Diğer taraftan da ilk transfer sonrası bloglarda yazılanları, bazı spor adamlarının Elano için söyledikleri övgü dolu ifadeleri düşündükçe nasıl bu kadar aykırı düşündüğümüzü anlayamıyorum ama Elano neredeyse 180 derecelik bir değişim geçirmediği müddetçe Galatasaray için ihtiyaç duyulan boşluğu doldurabilecek oyuncu olamaması nedeniyle efektif bir transfer hareketi olarak adlandıramayız İngiltere'den gelişini. Forvette oynayıp 20 gol dahi atsa bu konudaki fikrimin değişmeyeceğini de belirtmem gerekir, çünkü ne yazık ki Türkiye'de kulüplerin transfer hareketleri 2-3 yöneticinin futbol bilgisi çevresinde döndüğü için takım ihtiyaçları-oyuncu özellikleri örtüşmesinin maksimum düzeyde gerçekleştiği hamleleri görmek kolay olmuyor. Elano'da bu tür bir değerlendirme ile örtüşüyor. Takımlar trasnfer yaparken "Kadro Mühendisliği" gerçeğinden hareket etmedikçe, alternatifleri analitik bir süzgeçten geçirerek değerlendirerek karar vermedikleri müddetçe bu tür konular üzerindne bize daha çok malzeme çıkar. Mesele Elano, Kewell gibi adamları almak değil kimse tanımazken forvetinize Ilie gibi adamı koymak sağ bek de Filipescu gibi bir oyuncu ile açığınızı kapatabilmektir doğru olan bence. Bu noktada daha önce de yazdığım görüşlerimin altını yine bu şekilde çizmek istiyorum.

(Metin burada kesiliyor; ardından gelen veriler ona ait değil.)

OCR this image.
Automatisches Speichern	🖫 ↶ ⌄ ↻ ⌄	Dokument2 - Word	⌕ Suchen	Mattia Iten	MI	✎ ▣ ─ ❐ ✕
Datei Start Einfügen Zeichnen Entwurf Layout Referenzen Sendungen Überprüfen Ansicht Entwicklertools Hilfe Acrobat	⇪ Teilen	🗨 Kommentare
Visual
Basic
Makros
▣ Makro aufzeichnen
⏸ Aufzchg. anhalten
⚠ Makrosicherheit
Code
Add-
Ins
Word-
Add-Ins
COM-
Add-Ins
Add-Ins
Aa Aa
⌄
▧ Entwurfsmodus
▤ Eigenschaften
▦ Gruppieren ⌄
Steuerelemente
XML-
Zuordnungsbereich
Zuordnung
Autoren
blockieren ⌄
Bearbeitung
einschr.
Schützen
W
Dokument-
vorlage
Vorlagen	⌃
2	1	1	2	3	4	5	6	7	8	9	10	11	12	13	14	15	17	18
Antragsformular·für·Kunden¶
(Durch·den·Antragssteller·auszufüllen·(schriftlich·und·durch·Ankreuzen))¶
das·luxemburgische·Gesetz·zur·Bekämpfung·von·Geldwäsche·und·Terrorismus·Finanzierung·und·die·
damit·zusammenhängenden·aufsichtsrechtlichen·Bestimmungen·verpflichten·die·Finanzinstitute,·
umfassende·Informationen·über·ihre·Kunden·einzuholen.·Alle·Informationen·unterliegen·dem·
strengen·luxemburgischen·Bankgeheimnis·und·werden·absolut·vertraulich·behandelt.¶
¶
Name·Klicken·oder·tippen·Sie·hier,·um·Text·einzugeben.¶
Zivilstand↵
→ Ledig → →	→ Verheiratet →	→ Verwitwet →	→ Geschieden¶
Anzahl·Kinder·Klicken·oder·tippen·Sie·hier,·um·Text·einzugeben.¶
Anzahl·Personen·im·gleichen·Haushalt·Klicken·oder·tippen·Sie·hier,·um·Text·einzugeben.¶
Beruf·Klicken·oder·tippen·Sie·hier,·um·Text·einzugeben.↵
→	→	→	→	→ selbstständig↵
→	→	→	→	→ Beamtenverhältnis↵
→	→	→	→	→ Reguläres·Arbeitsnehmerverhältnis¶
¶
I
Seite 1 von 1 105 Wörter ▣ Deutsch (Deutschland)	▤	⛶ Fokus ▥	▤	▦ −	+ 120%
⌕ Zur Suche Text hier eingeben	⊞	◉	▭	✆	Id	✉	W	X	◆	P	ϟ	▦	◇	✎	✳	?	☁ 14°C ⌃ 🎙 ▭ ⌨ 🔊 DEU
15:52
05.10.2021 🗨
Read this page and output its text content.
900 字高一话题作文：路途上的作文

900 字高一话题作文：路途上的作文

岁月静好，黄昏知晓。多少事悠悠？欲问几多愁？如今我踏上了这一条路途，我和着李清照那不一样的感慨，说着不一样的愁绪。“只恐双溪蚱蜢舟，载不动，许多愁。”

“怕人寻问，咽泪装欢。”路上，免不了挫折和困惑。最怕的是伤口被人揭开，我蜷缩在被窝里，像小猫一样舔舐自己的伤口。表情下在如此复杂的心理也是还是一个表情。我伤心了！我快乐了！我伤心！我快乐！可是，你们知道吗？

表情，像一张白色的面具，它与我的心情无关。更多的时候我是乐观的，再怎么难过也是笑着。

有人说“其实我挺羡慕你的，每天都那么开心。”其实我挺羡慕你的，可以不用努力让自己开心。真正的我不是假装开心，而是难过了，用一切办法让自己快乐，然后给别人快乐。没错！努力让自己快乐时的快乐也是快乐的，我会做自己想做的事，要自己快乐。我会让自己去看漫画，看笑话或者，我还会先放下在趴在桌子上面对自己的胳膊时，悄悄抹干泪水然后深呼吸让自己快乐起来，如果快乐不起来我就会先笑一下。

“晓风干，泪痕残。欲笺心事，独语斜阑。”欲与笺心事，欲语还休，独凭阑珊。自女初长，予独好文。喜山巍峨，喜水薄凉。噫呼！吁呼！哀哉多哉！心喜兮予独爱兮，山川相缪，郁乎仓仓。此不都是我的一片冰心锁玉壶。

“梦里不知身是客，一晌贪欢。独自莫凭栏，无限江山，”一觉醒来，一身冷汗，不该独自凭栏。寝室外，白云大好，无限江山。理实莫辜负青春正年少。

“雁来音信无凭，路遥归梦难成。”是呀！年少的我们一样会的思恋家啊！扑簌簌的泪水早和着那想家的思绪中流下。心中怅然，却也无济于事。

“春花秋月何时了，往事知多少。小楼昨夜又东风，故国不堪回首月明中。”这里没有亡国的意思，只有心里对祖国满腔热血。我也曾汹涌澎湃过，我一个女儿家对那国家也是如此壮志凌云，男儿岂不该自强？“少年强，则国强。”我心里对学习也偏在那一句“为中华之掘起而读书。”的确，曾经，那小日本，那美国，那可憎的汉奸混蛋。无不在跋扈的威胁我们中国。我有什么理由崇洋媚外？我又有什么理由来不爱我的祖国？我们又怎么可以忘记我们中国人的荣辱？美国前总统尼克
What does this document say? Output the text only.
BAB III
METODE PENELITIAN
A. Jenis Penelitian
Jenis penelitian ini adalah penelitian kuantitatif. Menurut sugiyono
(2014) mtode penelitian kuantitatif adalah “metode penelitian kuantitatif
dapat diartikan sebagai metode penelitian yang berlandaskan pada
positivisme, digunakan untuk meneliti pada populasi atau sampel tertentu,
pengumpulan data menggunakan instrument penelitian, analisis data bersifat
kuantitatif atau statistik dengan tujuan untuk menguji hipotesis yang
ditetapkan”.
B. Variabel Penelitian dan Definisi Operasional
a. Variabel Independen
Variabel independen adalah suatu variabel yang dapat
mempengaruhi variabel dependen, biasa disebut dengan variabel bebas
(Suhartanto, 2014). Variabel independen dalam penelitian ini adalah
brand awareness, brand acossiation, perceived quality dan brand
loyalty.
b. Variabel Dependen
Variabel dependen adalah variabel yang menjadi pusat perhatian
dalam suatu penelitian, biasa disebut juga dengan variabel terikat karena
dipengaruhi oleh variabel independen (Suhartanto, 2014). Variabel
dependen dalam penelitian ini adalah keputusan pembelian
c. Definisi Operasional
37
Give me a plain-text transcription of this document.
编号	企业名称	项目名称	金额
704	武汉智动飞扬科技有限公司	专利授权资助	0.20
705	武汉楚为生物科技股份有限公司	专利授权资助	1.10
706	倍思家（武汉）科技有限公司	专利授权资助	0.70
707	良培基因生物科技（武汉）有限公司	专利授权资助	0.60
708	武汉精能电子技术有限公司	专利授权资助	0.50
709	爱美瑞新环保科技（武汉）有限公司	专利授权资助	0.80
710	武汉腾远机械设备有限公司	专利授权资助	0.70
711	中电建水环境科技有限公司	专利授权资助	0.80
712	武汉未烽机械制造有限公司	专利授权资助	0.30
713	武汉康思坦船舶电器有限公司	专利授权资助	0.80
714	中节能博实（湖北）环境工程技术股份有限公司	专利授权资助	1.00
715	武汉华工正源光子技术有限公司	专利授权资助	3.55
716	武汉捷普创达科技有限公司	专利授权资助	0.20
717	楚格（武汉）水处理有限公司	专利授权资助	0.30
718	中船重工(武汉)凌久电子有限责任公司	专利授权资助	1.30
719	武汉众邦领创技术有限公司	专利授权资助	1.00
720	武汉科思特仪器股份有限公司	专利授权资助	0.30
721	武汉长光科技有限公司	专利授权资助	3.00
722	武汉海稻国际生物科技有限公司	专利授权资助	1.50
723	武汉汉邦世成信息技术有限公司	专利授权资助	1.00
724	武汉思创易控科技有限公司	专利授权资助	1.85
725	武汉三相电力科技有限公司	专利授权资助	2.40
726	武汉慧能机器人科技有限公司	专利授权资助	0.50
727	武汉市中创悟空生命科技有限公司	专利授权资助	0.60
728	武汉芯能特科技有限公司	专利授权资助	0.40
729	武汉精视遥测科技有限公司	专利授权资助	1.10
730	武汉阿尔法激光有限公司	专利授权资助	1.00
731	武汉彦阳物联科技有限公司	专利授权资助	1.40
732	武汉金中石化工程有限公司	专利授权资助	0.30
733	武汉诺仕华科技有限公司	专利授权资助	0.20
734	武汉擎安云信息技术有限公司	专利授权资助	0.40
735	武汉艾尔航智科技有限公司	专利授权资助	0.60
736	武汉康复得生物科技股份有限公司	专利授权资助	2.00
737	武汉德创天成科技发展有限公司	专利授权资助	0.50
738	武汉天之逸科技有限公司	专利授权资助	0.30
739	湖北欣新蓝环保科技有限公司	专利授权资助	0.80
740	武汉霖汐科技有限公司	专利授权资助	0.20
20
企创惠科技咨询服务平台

Sözün özü, oyuncu yapısı-takım gereksinimleri kesişmesindeki alanın büyüklüğü göz önüne alınarak yapılmış bir transfer değil Elano'yu Manchester semalarından Florya' ya getiren. İlerleyn zamanlarda takım içinde basının abarttığı gibi bir sorun çıkarmasa da Rijkaard ve Elano özelinde huzursuluk kaynağı olacak bir mesele olacağa benziyor.